Deciphering HHS' Proposed Information Blocking RulesElise Sweeney Anthony of ONC Describes Provisions Designed to Boost Information Sharing
Two proposed rules released this week by the Department of Health and Human Services aim to define and discourage inappropriate blocking of the secure sharing of health information, says Elise Sweeney Anthony of the Office of the National Coordinator for Health IT.
The information blocking proposals are among the many provisions in ONC's 724-page proposed rule, 21st Century Cures Act: Interoperability, Information Blocking, and the ONC Health IT Certification Program," released on Monday.
In addition to ONC's proposal, the Centers for Medicare and Medicaid Services also issued its own 250-page proposed rule dealing with interoperability and patient access to health information, as well as information blocking.
The 21st Century Cures Act spells out that healthcare providers, healthcare information exchanges, health information networks and certified health IT developers can be held accountable for information blocking, Anthony explains in an interview with Information Security Media Group at the HIMSS19 conference in Orlando, Florida.

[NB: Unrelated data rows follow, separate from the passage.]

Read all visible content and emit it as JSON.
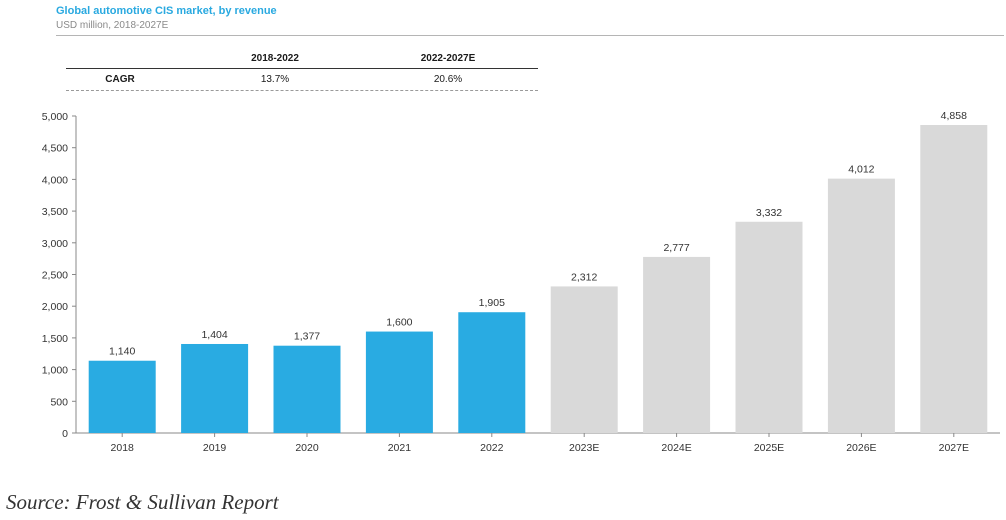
{
  "header": {
    "title": "Global automotive CIS market, by revenue",
    "subtitle": "USD million, 2018-2027E"
  },
  "cagr_table": {
    "columns": [
      "2018-2022",
      "2022-2027E"
    ],
    "row_label": "CAGR",
    "values": [
      "13.7%",
      "20.6%"
    ]
  },
  "source": "Source: Frost & Sullivan Report",
  "colors": {
    "title": "#29a9e0",
    "actual": "#29abe2",
    "forecast": "#d9d9d9"
  },
  "chart_data": {
    "type": "bar",
    "title": "Global automotive CIS market, by revenue",
    "ylabel": "USD million",
    "xlabel": "",
    "ylim": [
      0,
      5000
    ],
    "yticks": [
      0,
      500,
      1000,
      1500,
      2000,
      2500,
      3000,
      3500,
      4000,
      4500,
      5000
    ],
    "grid": false,
    "categories": [
      "2018",
      "2019",
      "2020",
      "2021",
      "2022",
      "2023E",
      "2024E",
      "2025E",
      "2026E",
      "2027E"
    ],
    "values": [
      1140,
      1404,
      1377,
      1600,
      1905,
      2312,
      2777,
      3332,
      4012,
      4858
    ],
    "value_labels": [
      "1,140",
      "1,404",
      "1,377",
      "1,600",
      "1,905",
      "2,312",
      "2,777",
      "3,332",
      "4,012",
      "4,858"
    ],
    "bar_status": [
      "actual",
      "actual",
      "actual",
      "actual",
      "actual",
      "forecast",
      "forecast",
      "forecast",
      "forecast",
      "forecast"
    ]
  }
}
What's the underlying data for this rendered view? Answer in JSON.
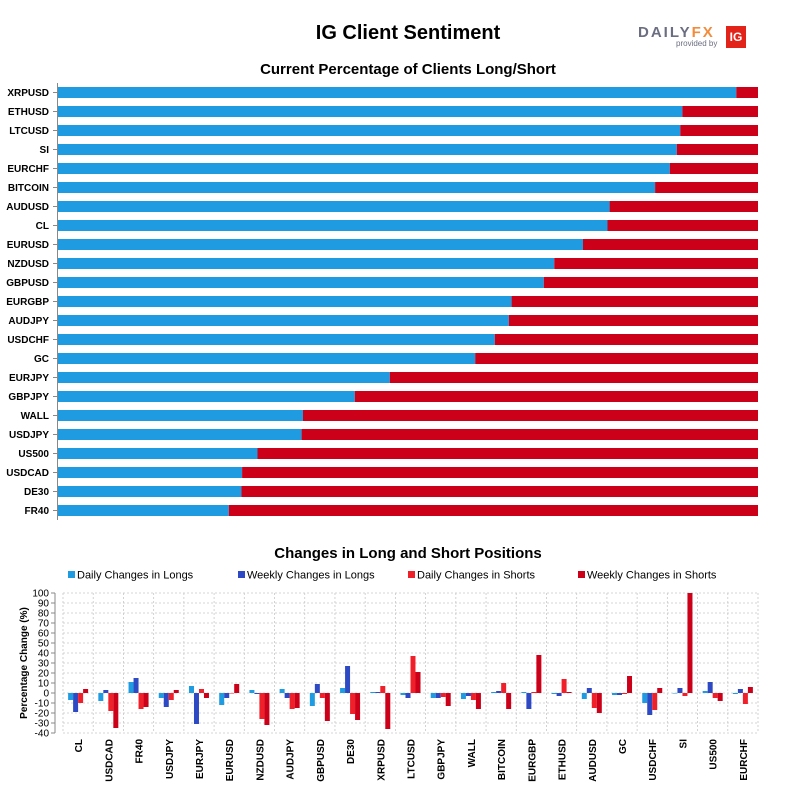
{
  "header": {
    "title": "IG Client Sentiment",
    "logo_main": "DAILY",
    "logo_accent": "FX",
    "logo_sub": "provided by",
    "logo_box": "IG"
  },
  "colors": {
    "long": "#1f9be2",
    "short": "#cc0019",
    "daily_longs": "#1f9be2",
    "weekly_longs": "#2e49c4",
    "daily_shorts": "#f0202a",
    "weekly_shorts": "#cc0019"
  },
  "chart_data": [
    {
      "type": "bar",
      "orientation": "horizontal",
      "stacked": true,
      "title": "Current Percentage of Clients Long/Short",
      "categories": [
        "XRPUSD",
        "ETHUSD",
        "LTCUSD",
        "SI",
        "EURCHF",
        "BITCOIN",
        "AUDUSD",
        "CL",
        "EURUSD",
        "NZDUSD",
        "GBPUSD",
        "EURGBP",
        "AUDJPY",
        "USDCHF",
        "GC",
        "EURJPY",
        "GBPJPY",
        "WALL",
        "USDJPY",
        "US500",
        "USDCAD",
        "DE30",
        "FR40"
      ],
      "series": [
        {
          "values": [
            96.9,
            89.2,
            88.9,
            88.4,
            87.4,
            85.3,
            78.8,
            78.5,
            75.0,
            70.9,
            69.4,
            64.8,
            64.4,
            62.4,
            59.6,
            47.4,
            42.4,
            35.0,
            34.8,
            28.5,
            26.3,
            26.2,
            24.4
          ]
        },
        {
          "values": [
            3.1,
            10.8,
            11.1,
            11.6,
            12.6,
            14.7,
            21.2,
            21.5,
            25.0,
            29.1,
            30.6,
            35.2,
            35.6,
            37.6,
            40.4,
            52.6,
            57.6,
            65.0,
            65.2,
            71.5,
            73.7,
            73.8,
            75.6
          ]
        }
      ],
      "xlim": [
        0,
        100
      ],
      "grid": false
    },
    {
      "type": "bar",
      "title": "Changes in Long and Short Positions",
      "ylabel": "Percentage Change (%)",
      "ylim": [
        -40,
        100
      ],
      "yticks": [
        -40,
        -30,
        -20,
        -10,
        0,
        10,
        20,
        30,
        40,
        50,
        60,
        70,
        80,
        90,
        100
      ],
      "grid": true,
      "legend_position": "top",
      "categories": [
        "CL",
        "USDCAD",
        "FR40",
        "USDJPY",
        "EURJPY",
        "EURUSD",
        "NZDUSD",
        "AUDJPY",
        "GBPUSD",
        "DE30",
        "XRPUSD",
        "LTCUSD",
        "GBPJPY",
        "WALL",
        "BITCOIN",
        "EURGBP",
        "ETHUSD",
        "AUDUSD",
        "GC",
        "USDCHF",
        "SI",
        "US500",
        "EURCHF"
      ],
      "series": [
        {
          "name": "Daily Changes in Longs",
          "values": [
            -7,
            -8,
            11,
            -5,
            7,
            -12,
            3,
            4,
            -13,
            5,
            1,
            -2,
            -5,
            -6,
            1,
            1,
            -1,
            -6,
            -2,
            -10,
            0,
            2,
            -1
          ]
        },
        {
          "name": "Weekly Changes in Longs",
          "values": [
            -19,
            3,
            15,
            -14,
            -31,
            -5,
            -1,
            -5,
            9,
            27,
            1,
            -5,
            -5,
            -3,
            2,
            -16,
            -3,
            5,
            -2,
            -22,
            5,
            11,
            4
          ]
        },
        {
          "name": "Daily Changes in Shorts",
          "values": [
            -10,
            -18,
            -16,
            -7,
            4,
            0,
            -26,
            -16,
            -5,
            -21,
            7,
            37,
            -4,
            -7,
            10,
            1,
            14,
            -15,
            -1,
            -17,
            -3,
            -5,
            -11
          ]
        },
        {
          "name": "Weekly Changes in Shorts",
          "values": [
            4,
            -35,
            -14,
            3,
            -5,
            9,
            -32,
            -15,
            -28,
            -27,
            -36,
            21,
            -13,
            -16,
            -16,
            38,
            1,
            -20,
            17,
            5,
            100,
            -8,
            6
          ]
        }
      ]
    }
  ]
}
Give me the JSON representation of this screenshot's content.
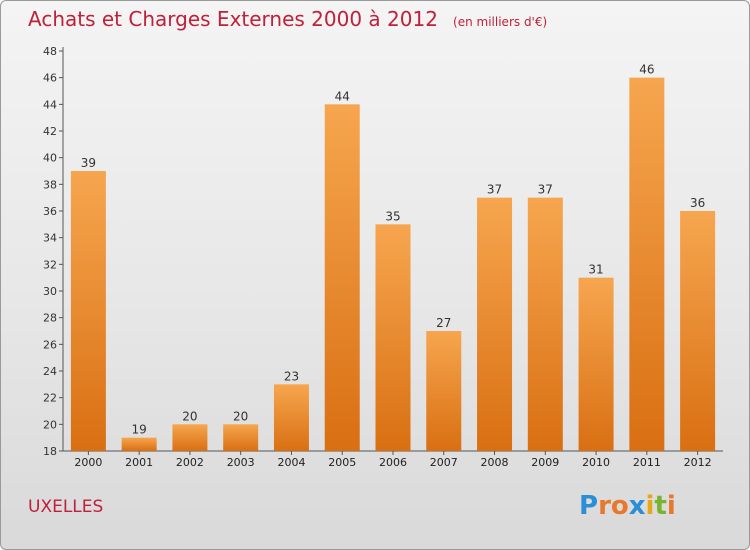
{
  "title": "Achats et Charges Externes 2000 à 2012",
  "unit": "(en milliers d'€)",
  "commune": "UXELLES",
  "logo": {
    "letters": [
      "P",
      "r",
      "o",
      "x",
      "i",
      "t",
      "i"
    ],
    "colors": [
      "#2a8fd6",
      "#e8782a",
      "#e8782a",
      "#2a8fd6",
      "#e8a71a",
      "#7ab32e",
      "#e8782a"
    ]
  },
  "colors": {
    "bar_light": "#f6a64f",
    "bar_dark": "#d96f12",
    "accent": "#c0203a"
  },
  "chart_data": {
    "type": "bar",
    "categories": [
      "2000",
      "2001",
      "2002",
      "2003",
      "2004",
      "2005",
      "2006",
      "2007",
      "2008",
      "2009",
      "2010",
      "2011",
      "2012"
    ],
    "values": [
      39,
      19,
      20,
      20,
      23,
      44,
      35,
      27,
      37,
      37,
      31,
      46,
      36
    ],
    "ylim": [
      18,
      48
    ],
    "yticks": [
      18,
      20,
      22,
      24,
      26,
      28,
      30,
      32,
      34,
      36,
      38,
      40,
      42,
      44,
      46,
      48
    ],
    "grid": false
  }
}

"Information should absolutely flow to support patient care, patient involvement in their care and providers having the information needed to provide care," Anthony says.
The proposed ONC rule, however, lists seven "exceptions" for when failure to share data should not be considered a violation, taking into consideration privacy and security issues, she points out.
In the interview (see audio link below photo), Anthony also discusses:
- Examples of information blocking that could be prohibited if the proposed rules are adopted - and the potential penalties that could be imposed by HHS' Office of Inspector General;
- How the ONC and CMS newly proposed rules align;
- The status of the ONC draft of its Trusted Exchange Framework and Common Agreement, or TEFCA, which also aims to help fulfill a call for increased health data exchange in the 21st Century Cures Act;
- ONC's proposals for requiring certified health IT vendors to support encrypting authentication credentials and/or multifactor authentication in their products.
In her role as executive director of policy at ONC, Anthony leads the agency's engagement on a range of policy efforts. Previously, she served as ONC's deputy director of policy, where she led the agency's coordination with CMS on the electronic health record incentive program regulations. Before joining ONC, Anthony spent several years spearheading a variety of health improvement initiatives at a law firm.